In the end, this was the bounty of our work:

With Magically appearing salad!

And we had a crap ton of it. 5 pounds of beef went into that pot. We had 4 servings that night, and easily have enough to serve the whole family as a complete meal again. As to taste: the rub consisted of mainly pepper and mustard seed, with some cayenne and salt. My mother was impressed by the burn of the spices. I was personally intrigued by the hints of sweetness from the honey, carrots, and tomatos. The biggest take-away was warmth: the sauce was rich, thick, and filled with ingredients that made it feel even more potent than it was. It was like the thickest Bolognese or Ragu I’d ever seen, but more beefy, more potent. We heartily recommend the dish, though we are discussing trying boneless short ribs for the next time, in the hopes we can skip the last 20 minutes of tearing out what we don’t like, and hopefully having less fat to drain off.

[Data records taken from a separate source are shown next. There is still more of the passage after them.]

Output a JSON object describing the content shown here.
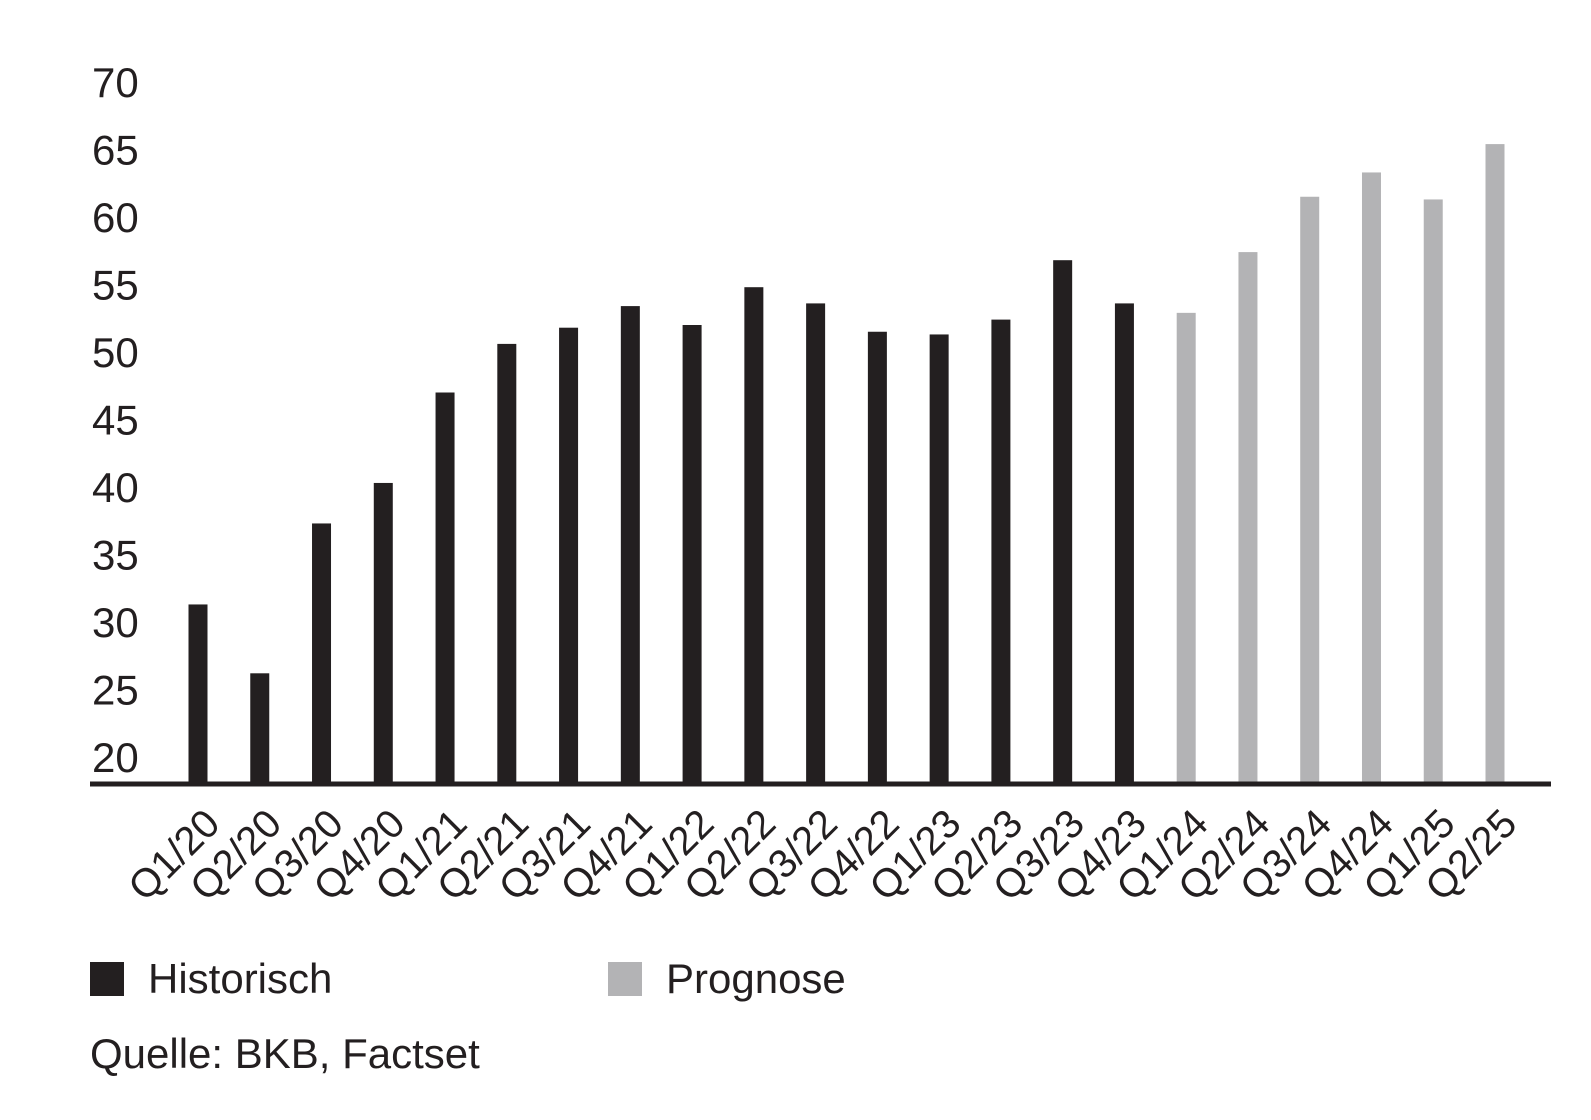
{
  "chart_data": {
    "type": "bar",
    "categories": [
      "Q1/20",
      "Q2/20",
      "Q3/20",
      "Q4/20",
      "Q1/21",
      "Q2/21",
      "Q3/21",
      "Q4/21",
      "Q1/22",
      "Q2/22",
      "Q3/22",
      "Q4/22",
      "Q1/23",
      "Q2/23",
      "Q3/23",
      "Q4/23",
      "Q1/24",
      "Q2/24",
      "Q3/24",
      "Q4/24",
      "Q1/25",
      "Q2/25"
    ],
    "series": [
      {
        "name": "Historisch",
        "color": "#231f20",
        "values": [
          31.3,
          26.2,
          37.3,
          40.3,
          47.0,
          50.6,
          51.8,
          53.4,
          52.0,
          54.8,
          53.6,
          51.5,
          51.3,
          52.4,
          56.8,
          53.6,
          null,
          null,
          null,
          null,
          null,
          null
        ]
      },
      {
        "name": "Prognose",
        "color": "#b3b3b5",
        "values": [
          null,
          null,
          null,
          null,
          null,
          null,
          null,
          null,
          null,
          null,
          null,
          null,
          null,
          null,
          null,
          null,
          52.9,
          57.4,
          61.5,
          63.3,
          61.3,
          65.4
        ]
      }
    ],
    "yticks": [
      20,
      25,
      30,
      35,
      40,
      45,
      50,
      55,
      60,
      65,
      70
    ],
    "ylim": [
      18,
      70
    ],
    "legend_position": "bottom-left",
    "source": "Quelle: BKB, Factset"
  }
}
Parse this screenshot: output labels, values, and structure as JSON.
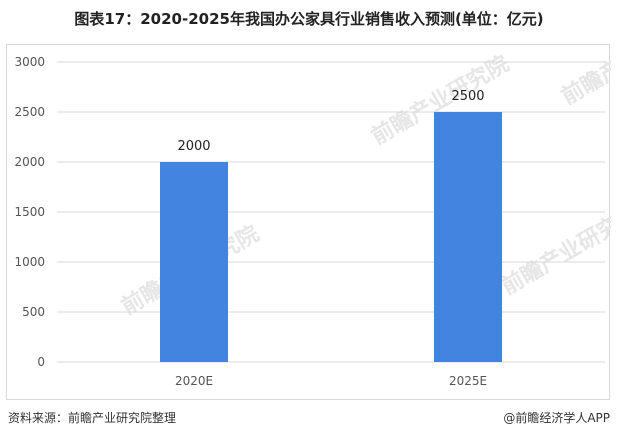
{
  "title": "图表17：2020-2025年我国办公家具行业销售收入预测(单位：亿元)",
  "watermark_text": "前瞻产业研究院",
  "footer": {
    "source": "资料来源：前瞻产业研究院整理",
    "brand": "@前瞻经济学人APP"
  },
  "colors": {
    "bar": "#4285e0",
    "grid": "#d9d9d9"
  },
  "chart_data": {
    "type": "bar",
    "title": "图表17：2020-2025年我国办公家具行业销售收入预测(单位：亿元)",
    "categories": [
      "2020E",
      "2025E"
    ],
    "values": [
      2000,
      2500
    ],
    "data_labels": [
      "2000",
      "2500"
    ],
    "yticks": [
      "0",
      "500",
      "1000",
      "1500",
      "2000",
      "2500",
      "3000"
    ],
    "ylim": [
      0,
      3000
    ],
    "xlabel": "",
    "ylabel": "",
    "grid": true,
    "legend": "none"
  }
}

NEXT TIME: WE, STRANGELY, DON’T TALK MUCH ABOUT FOOD AT ALL. I KNOW. WEIRD.

 

Recipe

Beer Braised Beef Short Ribs

Serves 6-8

Ingredients

            Rub

2 tbsps black peppercorns

2 tbsps yellow mustardseed

2 tsp salt

½ tsp Cayenne pepper

            Meat

5 pounds beef Short Ribs, trimmed of excess fat

3 tbspsextra virgin olive oil

            Vegetables

2 large onions, chopped

2 carrots, chopped

2 stalks of celery, chopped

1 head of garlic, cloves peeled and halved

            Sauce

2 cups beef broth

1 cup Strong Belgian Ale (such as Brother Thelonious)

1 6oz can of Tomato Paste

¼ cup red wine vinegar

3 tbsp honey

2 tbsp beef base

 

Preparation

1.     Preheat your oven to 350 degrees. Pat the short ribs dry.

2.     Grind the peppercorns and mustardseed together, in either a mortar and pestle or spice grinder. Add the salt and cayenne, and stir the rub ingredients together. Then, rub the ribs all over with the rub.

3.     Heat the olive oil over high heat until slightly smoking. Then, add the beef, and brown on all sides, roughly 3 minutes per side, transferring ribs to a Dutch oven or pot when cooked.

4.     Toss the veggies into the hot pan, and cook, stirring frequently, until soft and golden brown, around 6 minutes. Dump into the pot.

5.     Deglaze the pan with the combined sauce ingredients, and reduce heat to medium. Simmer briefly, then add to the pot. Cover the pot, and place in the oven to cook for 2.5 hours, or until tender. (Ours took 3)

6.     Remove the meat from the pot, and, if desired, remove bones and excess remaining fat/gristle. Skim fat from the sauce, and simmer until your desired consistency. Toss meat back into the sauce, to keep warm, and serve with a starchy side.